We stayed a night here on our way to Asturias in northern Spain because the place we were supposed to be spending the night at, in a spirit of helpfulness, had swapped our ground floor room for a second floor one so we would be away from the noise of a wedding that was going on, forgetting that we had booked a ground floor room because I have poor mobility. The manager rang a couple of other places and got us booked in at this charming place that was much quieter than the original place would have been and we felt we had really struck lucky!
Posada Camarga was wonderfully quiet, beautifully converted and decorated and we were welcomed with tea and biscuits! There are ground floor rooms and ours at least had a walk-in shower. The proprietress is Spanish but her English is so fabulous you wouldn’t guess; she is an ex-business consultant who has created a lovely hotel and produces the delicious meals available in the evening, from a menu with 3 choices each for each course. The courtyard was full of flowers and we could hear birds singing – a vast improvement on the slightly sozzled renditions of Abba going on at the place we would have stayed! I was able to use my scooter as there was a ramp leading from the rooms to the main house where dinner and breakfast were served. The countryside around was nothing special but if you were on your way somewhere like we were and wanted somewhere quiet and relaxing, with a friendly welcome and simple, delicious food, I recommend this place wholeheartedly.

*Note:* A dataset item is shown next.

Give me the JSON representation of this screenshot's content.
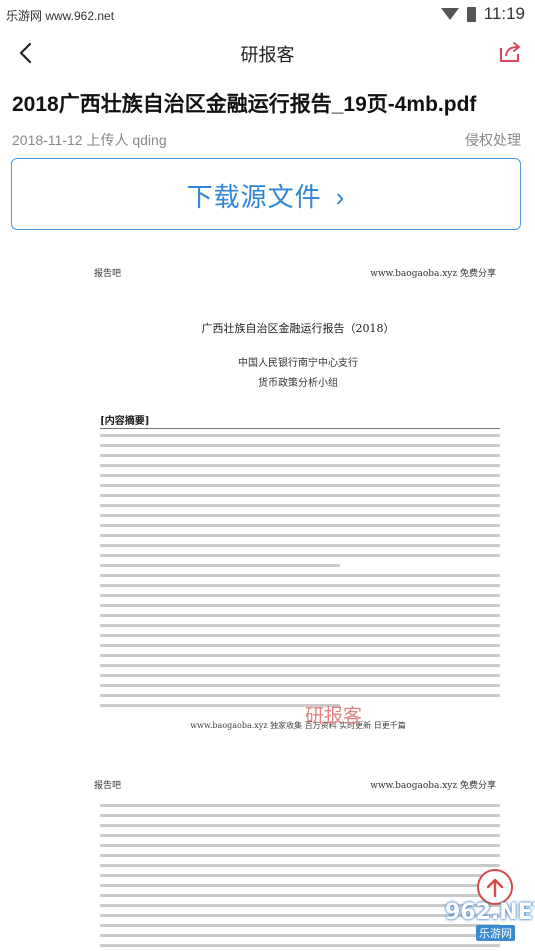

http://www.camarga.es/esp/entorno-camarga.html

Parador de La Granja

Parador de La Granja, Spain

Here’s a review I wrote after our holiday in Spain last year. After flying into Madrid, we picked up our hire car and this was the first place we stayed.

We stayed two nights here at the start of our holiday and got thoroughly relaxed which was the plan. My mobility is bad and I was hoping to use my scooter around the building so was really pleased that I could – a member of staff explained where to park around the back and met us there and showed us the way in. There was some issue with our booking both here and at another Parador – they asked if I had booked through an agency when in fact I had booked directly through their website; I don’t know what the issue was, plus they had missed the fact that I’d requested an accessible room but they sorted that out and showed us to the room that was really spacious and comfortable.

The breakfast did not seem to be quite as good as I remembered Parador breakfasts to be – no tortilla or hard boiled eggs, for example, but it turned out you could order scrambled eggs. Food in the evening: the first night I had fish with lots of bones – rather off-putting – but the second night had the tastiest beef dish I have ever had!

The building is great – old but sympathetically modernised. Staff were great too – really helpful when we wanted to look online for directions to our next hotel. We had a bit of difficulty finding this place, actually, as did other people – the signs are not that obvious but you turn left as you enter the gates of the complex.